Here’s my prayer: if someone buys a house like this as a development opportunity, why not give the buyer a year or two to get it fixed up, or start raising the taxes exponentially if there’s no forward motion.

Or: got any better ideas?

3 responses to “Sunday Prayers: Delapidated Double, Talbott”

  1. basil berchekas jr says:

    Wish to keep up with renovations in Indaianpolis’ “Center Township” inner city…which could be “reborn” like inner city Atlanta if the city committed to a program other than “demolitions”…

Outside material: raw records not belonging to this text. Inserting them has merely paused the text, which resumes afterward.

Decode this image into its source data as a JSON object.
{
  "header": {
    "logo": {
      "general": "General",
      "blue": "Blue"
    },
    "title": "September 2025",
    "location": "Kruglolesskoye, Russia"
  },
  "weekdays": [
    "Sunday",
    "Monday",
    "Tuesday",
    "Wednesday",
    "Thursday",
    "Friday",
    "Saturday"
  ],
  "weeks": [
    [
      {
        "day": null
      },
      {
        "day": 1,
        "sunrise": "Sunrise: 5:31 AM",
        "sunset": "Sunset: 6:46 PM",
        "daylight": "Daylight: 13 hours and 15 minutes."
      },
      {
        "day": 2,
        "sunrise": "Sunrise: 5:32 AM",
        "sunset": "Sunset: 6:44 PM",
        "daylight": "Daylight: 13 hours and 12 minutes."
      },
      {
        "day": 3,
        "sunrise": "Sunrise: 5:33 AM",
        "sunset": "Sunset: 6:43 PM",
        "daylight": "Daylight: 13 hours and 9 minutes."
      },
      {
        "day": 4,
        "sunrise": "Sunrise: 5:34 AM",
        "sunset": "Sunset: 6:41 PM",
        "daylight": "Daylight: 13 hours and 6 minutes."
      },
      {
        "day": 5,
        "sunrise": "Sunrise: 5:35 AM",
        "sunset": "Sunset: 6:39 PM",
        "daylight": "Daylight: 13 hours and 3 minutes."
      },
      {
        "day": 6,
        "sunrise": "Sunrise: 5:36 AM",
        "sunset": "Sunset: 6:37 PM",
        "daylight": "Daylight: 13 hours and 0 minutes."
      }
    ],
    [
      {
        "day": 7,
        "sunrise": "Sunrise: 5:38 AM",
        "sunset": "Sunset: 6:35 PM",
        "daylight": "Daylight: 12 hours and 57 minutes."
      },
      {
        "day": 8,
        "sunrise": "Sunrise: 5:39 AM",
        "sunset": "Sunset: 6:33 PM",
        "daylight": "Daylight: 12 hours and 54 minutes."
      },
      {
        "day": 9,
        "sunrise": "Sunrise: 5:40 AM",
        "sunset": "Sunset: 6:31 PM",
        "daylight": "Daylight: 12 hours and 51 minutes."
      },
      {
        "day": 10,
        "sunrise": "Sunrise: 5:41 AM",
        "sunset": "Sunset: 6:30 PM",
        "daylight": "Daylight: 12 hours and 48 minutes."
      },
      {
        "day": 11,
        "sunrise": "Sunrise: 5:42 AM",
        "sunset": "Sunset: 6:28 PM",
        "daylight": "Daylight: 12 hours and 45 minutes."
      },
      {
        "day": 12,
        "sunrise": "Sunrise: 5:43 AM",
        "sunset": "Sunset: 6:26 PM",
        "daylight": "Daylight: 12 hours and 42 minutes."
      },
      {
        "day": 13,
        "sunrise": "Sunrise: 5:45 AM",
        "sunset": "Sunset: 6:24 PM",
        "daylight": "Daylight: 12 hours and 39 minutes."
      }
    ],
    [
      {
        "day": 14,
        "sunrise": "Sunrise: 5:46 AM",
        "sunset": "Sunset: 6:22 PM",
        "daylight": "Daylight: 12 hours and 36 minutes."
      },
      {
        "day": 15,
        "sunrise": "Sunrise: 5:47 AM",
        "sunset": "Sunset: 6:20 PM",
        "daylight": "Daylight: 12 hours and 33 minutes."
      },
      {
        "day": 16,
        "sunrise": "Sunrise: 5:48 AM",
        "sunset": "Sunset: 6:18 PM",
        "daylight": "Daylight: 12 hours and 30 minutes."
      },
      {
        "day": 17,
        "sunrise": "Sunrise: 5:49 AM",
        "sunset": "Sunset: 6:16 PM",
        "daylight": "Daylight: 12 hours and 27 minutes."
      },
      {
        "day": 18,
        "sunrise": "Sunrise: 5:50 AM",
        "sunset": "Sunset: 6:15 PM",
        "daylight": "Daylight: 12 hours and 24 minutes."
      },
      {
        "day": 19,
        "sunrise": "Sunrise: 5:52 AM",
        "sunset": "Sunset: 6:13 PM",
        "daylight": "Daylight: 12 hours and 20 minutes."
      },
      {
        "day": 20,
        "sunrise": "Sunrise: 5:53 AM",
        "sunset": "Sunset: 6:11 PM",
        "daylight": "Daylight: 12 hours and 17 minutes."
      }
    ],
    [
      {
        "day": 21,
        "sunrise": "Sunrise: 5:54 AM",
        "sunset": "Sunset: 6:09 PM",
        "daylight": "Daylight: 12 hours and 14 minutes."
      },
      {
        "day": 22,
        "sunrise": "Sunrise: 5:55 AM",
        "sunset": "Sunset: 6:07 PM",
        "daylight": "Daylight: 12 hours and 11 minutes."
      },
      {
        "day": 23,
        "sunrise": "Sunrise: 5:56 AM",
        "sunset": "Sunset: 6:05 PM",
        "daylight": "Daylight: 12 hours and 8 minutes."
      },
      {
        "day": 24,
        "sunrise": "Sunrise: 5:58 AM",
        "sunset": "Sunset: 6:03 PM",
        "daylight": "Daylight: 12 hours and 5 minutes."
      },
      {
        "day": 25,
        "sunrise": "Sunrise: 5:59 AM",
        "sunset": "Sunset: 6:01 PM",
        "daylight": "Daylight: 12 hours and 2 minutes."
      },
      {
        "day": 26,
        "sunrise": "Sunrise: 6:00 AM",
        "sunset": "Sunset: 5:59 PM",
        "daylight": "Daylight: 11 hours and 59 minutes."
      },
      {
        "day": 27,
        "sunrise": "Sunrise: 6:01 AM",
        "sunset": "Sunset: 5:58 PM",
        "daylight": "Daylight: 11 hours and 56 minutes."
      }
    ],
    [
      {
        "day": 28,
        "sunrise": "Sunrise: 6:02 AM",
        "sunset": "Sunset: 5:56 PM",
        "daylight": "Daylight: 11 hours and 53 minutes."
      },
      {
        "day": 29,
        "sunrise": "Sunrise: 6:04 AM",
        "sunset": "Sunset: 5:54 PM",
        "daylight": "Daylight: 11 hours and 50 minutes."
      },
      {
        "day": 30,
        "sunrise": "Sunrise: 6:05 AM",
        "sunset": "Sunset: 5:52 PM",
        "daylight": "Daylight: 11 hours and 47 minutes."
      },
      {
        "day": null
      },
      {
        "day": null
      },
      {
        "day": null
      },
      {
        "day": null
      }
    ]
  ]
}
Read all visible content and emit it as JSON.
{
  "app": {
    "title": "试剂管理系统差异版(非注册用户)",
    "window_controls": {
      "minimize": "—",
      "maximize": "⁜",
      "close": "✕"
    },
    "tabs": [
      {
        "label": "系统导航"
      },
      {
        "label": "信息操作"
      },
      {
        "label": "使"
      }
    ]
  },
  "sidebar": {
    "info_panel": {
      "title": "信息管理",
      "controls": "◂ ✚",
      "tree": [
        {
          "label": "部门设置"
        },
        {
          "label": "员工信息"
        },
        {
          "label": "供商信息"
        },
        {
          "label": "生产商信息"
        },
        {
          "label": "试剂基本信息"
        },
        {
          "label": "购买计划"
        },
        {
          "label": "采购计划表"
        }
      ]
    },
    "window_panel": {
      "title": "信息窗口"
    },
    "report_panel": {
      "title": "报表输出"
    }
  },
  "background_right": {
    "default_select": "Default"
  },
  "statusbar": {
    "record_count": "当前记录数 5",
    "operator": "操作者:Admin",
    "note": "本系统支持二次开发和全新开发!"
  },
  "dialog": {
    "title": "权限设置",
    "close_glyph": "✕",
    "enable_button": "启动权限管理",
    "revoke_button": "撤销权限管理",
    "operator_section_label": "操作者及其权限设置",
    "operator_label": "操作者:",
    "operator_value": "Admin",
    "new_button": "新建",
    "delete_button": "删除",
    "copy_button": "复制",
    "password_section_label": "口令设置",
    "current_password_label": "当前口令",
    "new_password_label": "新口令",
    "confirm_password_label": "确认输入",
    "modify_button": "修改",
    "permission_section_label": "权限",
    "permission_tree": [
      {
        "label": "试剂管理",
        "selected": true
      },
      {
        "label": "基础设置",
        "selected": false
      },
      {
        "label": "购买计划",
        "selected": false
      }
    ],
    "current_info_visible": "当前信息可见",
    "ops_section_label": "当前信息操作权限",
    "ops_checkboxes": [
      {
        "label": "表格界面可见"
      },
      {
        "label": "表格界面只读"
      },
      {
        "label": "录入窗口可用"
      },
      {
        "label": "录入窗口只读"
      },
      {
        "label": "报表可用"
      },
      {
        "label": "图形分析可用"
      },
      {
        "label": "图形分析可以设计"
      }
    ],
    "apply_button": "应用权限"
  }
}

  2. Sharon Butsch Freeland says:

    I hope your prayers are answered. I like your idea of giving the purchaser of a distressed property some kind of a tax break for a reasonable period of time, while renovations are being made. Such a policy would encourage more people to invest in older homes that have “challenges.” Receiving a tax break might also provide an opportunity for someone who would not otherwise be able to own a home to do so. It could be a “win-win” for both the purchaser and the city.
    A few notes regarding the particular property you’ve pictured here . . . There are a number of two-family homes of this exact same design on Talbott Street between 18th and 22nd Streets. There are also several single-family homes along that same stretch of Talbott that appear to have been built by the same builder (judging by their similar ornamental rock-faced concrete block foundations, bay windows, hip rooflines, and attic dormers).
    All of the doubles similar to this one have been “modernized” in some way or another — with such amenities as aluminum siding, aluminum storm windows, wrought iron porch railings, chain link fences, etc. None of the other properties has awnings, so I do not think awnings were original to the property in the photo. It is certainly understandable that someone would install awnings over west-facing windows in the days before central air conditioning was commonplace, but in my humble opinion the awnings need to go.

  3. Tiffany Benedict Berkson says:

    I am not a fan of the aluminum either, in any part. And I should have explained myself better: I love that the awnings (even in an aluminum version) are a reminder of how most all houses used to have them (made of some kind of fabric, though). So, just the reminder makes me smile. Of course awnings weren’t built ON the structure, but it’s perfectly plausible that the owner could have had fabric ones made for it after it was built.